東京に両親が住んでいたのがこの近所。だから一緒にたまに来ていた。ひさしぶりに近所を歩くとかつてあったスーパーがドラッグストアとコンビニに変わっていたり、小さな商店がいくつかなくなりカフェとかインド料理屋とかが出来ていたりして様変わり。

かつて兄弟三人が厨房に入っていた店。
一人減り、二人減って今ではひとり。
息子さんなのかどうなのか、ご主人に似た顔の若者が働いていて世代交代がうまくいけばいいんだけどなぁ…、って思う。

ハンバーグにエビフライをえらんでたのむ。
合いびき肉のふっくらとしたハンバーグ。表面こんがり、揚がるように焼けていて噛みごたえのあるなつかしい味。家で作るハンバーグのとても上等なような食感。デミグラスソースがどっしりしていて香ばしく、お店の料理のステキを感じる。

ラード混じりの油で揚げたエビフライ。
太くてがっしりとした肉質のたくましいエビ。ちょっと厚めでガリッと揚がったパン粉衣はラードを吸って甘く、香りもこうばしい。エビそのものも甘くて風味豊か。そのおいしさが衣でしっかり閉じ込められて、力強さをましている。
ウスターソースで味を整えたスパゲティー。千切りキャベツにキュウリにトマトと付け合せも昔のまま。このエビフライは父の大好物だったんだ…、と思いながらしみじみ味わう。
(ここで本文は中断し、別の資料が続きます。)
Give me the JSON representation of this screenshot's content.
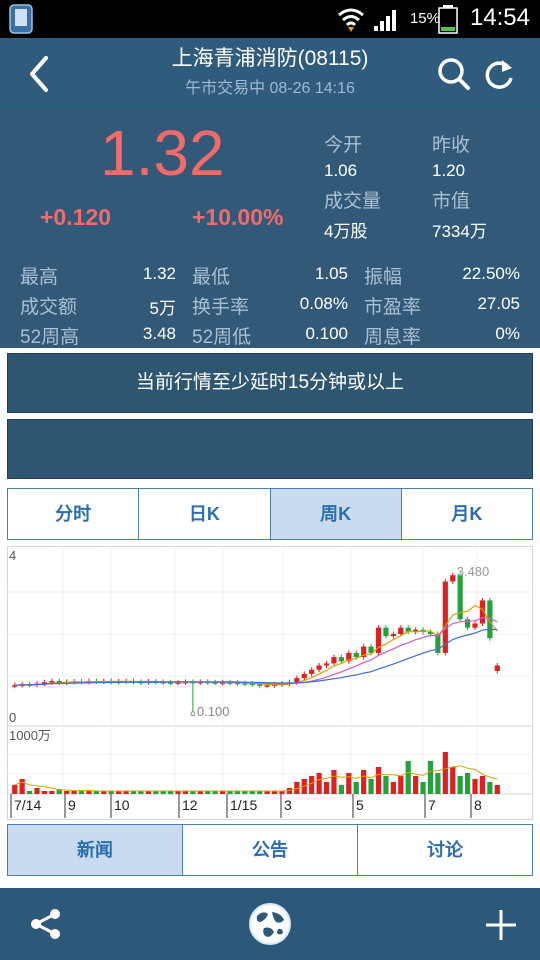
{
  "status_bar": {
    "battery": "15%",
    "time": "14:54"
  },
  "header": {
    "title": "上海青浦消防(08115)",
    "subtitle": "午市交易中  08-26  14:16"
  },
  "quote": {
    "price": "1.32",
    "change": "+0.120",
    "change_pct": "+10.00%",
    "open_label": "今开",
    "open": "1.06",
    "prev_close_label": "昨收",
    "prev_close": "1.20",
    "volume_label": "成交量",
    "volume": "4万股",
    "market_cap_label": "市值",
    "market_cap": "7334万"
  },
  "stats": [
    {
      "label": "最高",
      "value": "1.32"
    },
    {
      "label": "最低",
      "value": "1.05"
    },
    {
      "label": "振幅",
      "value": "22.50%"
    },
    {
      "label": "成交额",
      "value": "5万"
    },
    {
      "label": "换手率",
      "value": "0.08%"
    },
    {
      "label": "市盈率",
      "value": "27.05"
    },
    {
      "label": "52周高",
      "value": "3.48"
    },
    {
      "label": "52周低",
      "value": "0.100"
    },
    {
      "label": "周息率",
      "value": "0%"
    }
  ],
  "notice": "当前行情至少延时15分钟或以上",
  "chart_tabs": [
    {
      "label": "分时"
    },
    {
      "label": "日K"
    },
    {
      "label": "周K"
    },
    {
      "label": "月K"
    }
  ],
  "active_chart_tab": 2,
  "colors": {
    "up": "#e01f1f",
    "down": "#22a23a",
    "accent": "#2a6db0",
    "header": "#2f5b7d"
  },
  "chart_data": {
    "type": "candlestick",
    "price_axis": {
      "top_label": "4",
      "bottom_label": "0",
      "ylim": [
        0,
        4
      ]
    },
    "volume_axis": {
      "label": "1000万"
    },
    "max_annotation": "3.480",
    "min_annotation": "0.100",
    "x_ticks": [
      "7/14",
      "9",
      "10",
      "12",
      "1/15",
      "3",
      "5",
      "7",
      "8"
    ],
    "weekly_candles": [
      {
        "o": 0.77,
        "c": 0.78
      },
      {
        "o": 0.78,
        "c": 0.8
      },
      {
        "o": 0.8,
        "c": 0.79
      },
      {
        "o": 0.79,
        "c": 0.82
      },
      {
        "o": 0.82,
        "c": 0.85
      },
      {
        "o": 0.85,
        "c": 0.88
      },
      {
        "o": 0.88,
        "c": 0.84
      },
      {
        "o": 0.84,
        "c": 0.86
      },
      {
        "o": 0.86,
        "c": 0.87
      },
      {
        "o": 0.87,
        "c": 0.86
      },
      {
        "o": 0.86,
        "c": 0.88
      },
      {
        "o": 0.88,
        "c": 0.87
      },
      {
        "o": 0.87,
        "c": 0.88
      },
      {
        "o": 0.88,
        "c": 0.86
      },
      {
        "o": 0.86,
        "c": 0.87
      },
      {
        "o": 0.87,
        "c": 0.88
      },
      {
        "o": 0.88,
        "c": 0.86
      },
      {
        "o": 0.86,
        "c": 0.85
      },
      {
        "o": 0.85,
        "c": 0.87
      },
      {
        "o": 0.87,
        "c": 0.86
      },
      {
        "o": 0.86,
        "c": 0.85
      },
      {
        "o": 0.85,
        "c": 0.84
      },
      {
        "o": 0.84,
        "c": 0.85
      },
      {
        "o": 0.85,
        "c": 0.86
      },
      {
        "o": 0.86,
        "c": 0.85
      },
      {
        "o": 0.85,
        "c": 0.86
      },
      {
        "o": 0.86,
        "c": 0.85
      },
      {
        "o": 0.85,
        "c": 0.84
      },
      {
        "o": 0.84,
        "c": 0.85
      },
      {
        "o": 0.85,
        "c": 0.84
      },
      {
        "o": 0.84,
        "c": 0.83
      },
      {
        "o": 0.83,
        "c": 0.82
      },
      {
        "o": 0.82,
        "c": 0.8
      },
      {
        "o": 0.8,
        "c": 0.77
      },
      {
        "o": 0.77,
        "c": 0.78
      },
      {
        "o": 0.78,
        "c": 0.8
      },
      {
        "o": 0.8,
        "c": 0.82
      },
      {
        "o": 0.82,
        "c": 0.85
      },
      {
        "o": 0.85,
        "c": 0.95
      },
      {
        "o": 0.95,
        "c": 1.05
      },
      {
        "o": 1.05,
        "c": 1.15
      },
      {
        "o": 1.15,
        "c": 1.25
      },
      {
        "o": 1.25,
        "c": 1.3
      },
      {
        "o": 1.3,
        "c": 1.45
      },
      {
        "o": 1.45,
        "c": 1.35
      },
      {
        "o": 1.35,
        "c": 1.55
      },
      {
        "o": 1.55,
        "c": 1.45
      },
      {
        "o": 1.45,
        "c": 1.7
      },
      {
        "o": 1.7,
        "c": 1.55
      },
      {
        "o": 1.55,
        "c": 2.15
      },
      {
        "o": 2.15,
        "c": 1.95
      },
      {
        "o": 1.95,
        "c": 2.0
      },
      {
        "o": 2.0,
        "c": 2.15
      },
      {
        "o": 2.15,
        "c": 2.05
      },
      {
        "o": 2.05,
        "c": 2.1
      },
      {
        "o": 2.1,
        "c": 2.05
      },
      {
        "o": 2.05,
        "c": 2.0
      },
      {
        "o": 2.0,
        "c": 1.55
      },
      {
        "o": 1.55,
        "c": 3.25
      },
      {
        "o": 3.25,
        "c": 3.4
      },
      {
        "o": 3.4,
        "c": 2.35
      },
      {
        "o": 2.35,
        "c": 2.15
      },
      {
        "o": 2.15,
        "c": 2.25
      },
      {
        "o": 2.25,
        "c": 2.8
      },
      {
        "o": 2.8,
        "c": 1.9
      },
      {
        "o": 1.12,
        "c": 1.25
      }
    ],
    "weekly_volume": [
      0.15,
      0.25,
      0.05,
      0.1,
      0.05,
      0.05,
      0.08,
      0.05,
      0.05,
      0.05,
      0.05,
      0.05,
      0.05,
      0.05,
      0.05,
      0.05,
      0.05,
      0.05,
      0.05,
      0.05,
      0.05,
      0.05,
      0.05,
      0.05,
      0.05,
      0.05,
      0.05,
      0.05,
      0.05,
      0.05,
      0.05,
      0.05,
      0.05,
      0.05,
      0.05,
      0.05,
      0.05,
      0.1,
      0.2,
      0.25,
      0.3,
      0.35,
      0.2,
      0.4,
      0.15,
      0.35,
      0.2,
      0.4,
      0.25,
      0.45,
      0.3,
      0.2,
      0.3,
      0.55,
      0.3,
      0.2,
      0.55,
      0.35,
      0.7,
      0.45,
      0.3,
      0.35,
      0.25,
      0.3,
      0.2,
      0.15
    ]
  },
  "bottom_tabs": [
    {
      "label": "新闻"
    },
    {
      "label": "公告"
    },
    {
      "label": "讨论"
    }
  ],
  "active_bottom_tab": 0
}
特別変わった料理ではなく、特別変わった調理法でもなく、ただ良き食材に敬意をはらい良き状態に仕上げた料理。当たり前のコトがあり前であるというコトにありがたさすら感じて食べる。

なによりココでおいしいのが、漬物と汁。
漬物はいつも4種類。
日本料理の盛り付けは、奇数並べてうつくしくする。それが昔からの習わしで、なのに最近、漬物を3種盛りする店は少ない。
ここは4種と偶数だけど、キュウリの緑、茄子の黒。大根、カブが同じ白色。だから見た目は3種盛り。
同じ白でもシャキシャキとした大根とクッチュリとしたカブはまるで違った食感、味わいで得した感じでニッコリします。
それから汁。
出汁がしっかりきいていて、ちょっと甘めの味噌を溶かした濃厚味。豆腐にじゃがいも、ネギに豚肉。とんかつが一番人気のお店だから豚の端材がでるのでしょう。脂がのった豚肉を食感感じられる程度に切り分けたっぷり入ってる。
フウフウしながら、お椀に口づけ。ズズッとすすると空気と一緒に汁が口にやってきて味噌や出汁の香りがフワリと鼻から抜ける。舌には旨みが残ってお腹をあっためる。汁、漬物が旨いお店は旨い店。
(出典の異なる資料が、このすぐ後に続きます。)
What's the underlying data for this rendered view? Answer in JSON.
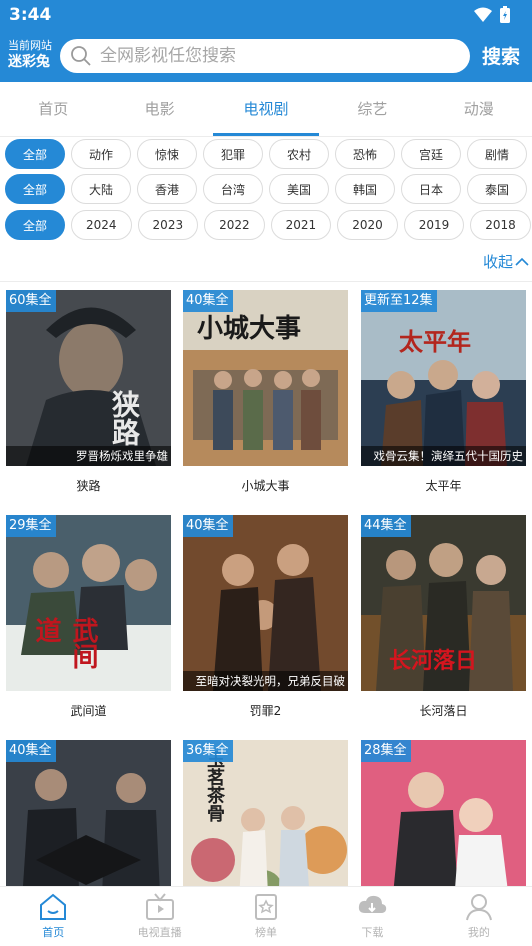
{
  "status": {
    "time": "3:44"
  },
  "header": {
    "site_label_line1": "当前网站",
    "site_label_line2": "迷彩兔",
    "search_placeholder": "全网影视任您搜索",
    "search_button": "搜索"
  },
  "tabs": [
    {
      "label": "首页"
    },
    {
      "label": "电影"
    },
    {
      "label": "电视剧"
    },
    {
      "label": "综艺"
    },
    {
      "label": "动漫"
    }
  ],
  "active_tab": "电视剧",
  "filters": {
    "genre": [
      "全部",
      "动作",
      "惊悚",
      "犯罪",
      "农村",
      "恐怖",
      "宫廷",
      "剧情"
    ],
    "region": [
      "全部",
      "大陆",
      "香港",
      "台湾",
      "美国",
      "韩国",
      "日本",
      "泰国"
    ],
    "year": [
      "全部",
      "2024",
      "2023",
      "2022",
      "2021",
      "2020",
      "2019",
      "2018"
    ],
    "collapse_label": "收起"
  },
  "items": [
    {
      "title": "狭路",
      "badge": "60集全",
      "caption": "罗晋杨烁戏里争雄",
      "poster_text": "狭路"
    },
    {
      "title": "小城大事",
      "badge": "40集全",
      "caption": "",
      "poster_text": "小城大事"
    },
    {
      "title": "太平年",
      "badge": "更新至12集",
      "caption": "戏骨云集！演绎五代十国历史",
      "poster_text": "太平年"
    },
    {
      "title": "武间道",
      "badge": "29集全",
      "caption": "",
      "poster_text": "武间道"
    },
    {
      "title": "罚罪2",
      "badge": "40集全",
      "caption": "至暗对决裂光明，兄弟反目破",
      "poster_text": ""
    },
    {
      "title": "长河落日",
      "badge": "44集全",
      "caption": "",
      "poster_text": "长河落日"
    },
    {
      "title": "",
      "badge": "40集全",
      "caption": "",
      "poster_text": ""
    },
    {
      "title": "",
      "badge": "36集全",
      "caption": "",
      "poster_text": "玉茗茶骨"
    },
    {
      "title": "",
      "badge": "28集全",
      "caption": "",
      "poster_text": ""
    }
  ],
  "bottom_nav": [
    {
      "label": "首页",
      "icon": "home-icon",
      "active": true
    },
    {
      "label": "电视直播",
      "icon": "tv-icon",
      "active": false
    },
    {
      "label": "榜单",
      "icon": "ranking-icon",
      "active": false
    },
    {
      "label": "下载",
      "icon": "download-icon",
      "active": false
    },
    {
      "label": "我的",
      "icon": "profile-icon",
      "active": false
    }
  ],
  "colors": {
    "accent": "#2589d6",
    "inactive": "#a0a0a0"
  }
}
熱々ご飯の上にポッテリ目玉焼き。ハンバーグのサイドにのってたサニーサイドを置いてしばらく休ませる。生っぽかった白身にどんどん熱が入ってほどよき状態になっていく。白身の縁は揚がったようにサクサクしているオゴチソウ。
それからチキンライスをとって2人で分ける。
ブイヨンで炊き上げた米に角切りチキン。玉ねぎ、缶詰マッシュルーム。レイズン加えてケチャップ味に仕上げたモノ。ご飯の粒のひとつひとつが口の中で転がるようで、焼けたケチャップの香りもおいしい。
なつかしいなぁ…、って思ってパクパク。パセリもエビの尻尾もお腹に収まりました。オキニイリ。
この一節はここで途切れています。